US battleground states see large turnout of early voters: Report

Over 64 million Americans have already voted in the elections

trump_biden Us President Donald Trump | AFP, Former vice president Joe Biden | AFP

With just a week left for the 2020 US Presidential election, more than 64 million Americans have cast their ballots, with large voter turnout seen in the key battleground states that will ultimately decide who between President Donald Trump and his Democratic challenger Joe Biden wins the Electoral College and the US Presidency, according to a media report on Tuesday.

Voters are also turning out in large numbers in states that are more likely to favour Biden, such as California, New Jersey and Virginia. These states together account for more than a third of the votes cast so far and with early voting just getting started in states like New York these numbers are likely to climb, the New York Times reported.
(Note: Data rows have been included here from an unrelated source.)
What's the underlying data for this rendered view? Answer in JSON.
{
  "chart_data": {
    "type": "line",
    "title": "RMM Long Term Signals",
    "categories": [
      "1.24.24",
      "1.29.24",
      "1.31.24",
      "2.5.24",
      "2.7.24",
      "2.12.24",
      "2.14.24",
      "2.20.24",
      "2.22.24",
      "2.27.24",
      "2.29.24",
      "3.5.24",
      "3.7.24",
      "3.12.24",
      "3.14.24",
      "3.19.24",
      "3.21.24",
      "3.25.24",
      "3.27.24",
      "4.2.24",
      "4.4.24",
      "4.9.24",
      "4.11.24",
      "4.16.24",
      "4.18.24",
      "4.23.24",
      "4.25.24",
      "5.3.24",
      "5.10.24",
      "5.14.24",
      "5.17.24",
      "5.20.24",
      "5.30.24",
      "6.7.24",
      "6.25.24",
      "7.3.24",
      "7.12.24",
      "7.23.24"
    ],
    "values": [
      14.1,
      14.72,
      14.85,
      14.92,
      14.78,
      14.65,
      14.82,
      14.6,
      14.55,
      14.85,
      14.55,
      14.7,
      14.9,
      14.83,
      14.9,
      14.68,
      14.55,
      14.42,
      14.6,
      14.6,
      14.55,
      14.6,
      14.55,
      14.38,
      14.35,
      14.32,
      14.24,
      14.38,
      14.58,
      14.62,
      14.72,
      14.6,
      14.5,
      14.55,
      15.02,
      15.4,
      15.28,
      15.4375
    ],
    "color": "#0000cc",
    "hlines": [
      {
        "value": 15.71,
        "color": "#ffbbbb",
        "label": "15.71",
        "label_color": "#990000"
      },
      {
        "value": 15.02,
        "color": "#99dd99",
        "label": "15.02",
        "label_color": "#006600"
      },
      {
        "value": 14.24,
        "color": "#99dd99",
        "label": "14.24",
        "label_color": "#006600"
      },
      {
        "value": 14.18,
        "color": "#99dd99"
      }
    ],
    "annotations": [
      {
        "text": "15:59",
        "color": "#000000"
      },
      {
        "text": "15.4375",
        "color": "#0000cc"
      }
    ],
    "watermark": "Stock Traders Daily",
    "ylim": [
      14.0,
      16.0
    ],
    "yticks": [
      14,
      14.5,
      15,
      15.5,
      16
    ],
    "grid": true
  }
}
Over 64 million Americans have already voted in the elections. About half of these votes are in the over dozen competitive states that will ultimately decide who wins the Electoral College, the report said.

"Possibly even more significant, early votes in these battlegrounds account for more than half of those states' total votes in 2016. Nationally, voters have already cast about 46 percent of the total vote counted in 2016," according to the United States Elections Project.

The report said that voter enthusiasm for and against Trump has also "fuelled record-level early turnout across the country".

Democrats appear much more eager about early voting as in the five battleground states that report party registration, nearly two million more registered Democrats have voted than Republicans so far, it said.

In battleground state of Pennsylvania, which Trump won by a narrow margin in 2016, more than three times as many Democrats have voted than Republicans.

Early votes in populous Texas, which leans Republican but is considered competitive this year because of its growing populations of people of colour, have already surpassed 80 per cent of the state's 2016 total turnout, the report said, adding that votes in Arizona, Florida, Georgia, Nevada and North Carolina account for more than 60 per cent of the total ballots that were cast in those states four years ago.

The report notes that early voting has been less extensive in states that are more likely to favour Trump.

These states tend to be less populous than many of the Democratic-leaning and battleground states, so it's not surprising that they make up a smaller share of total early votes. But their early votes are also smaller as a percentage of the number of people who voted four years ago.

NYT said Trump is hoping for a red wave of in-person voting on November 3 to overcome what appears to be an early voting advantage for Democrats.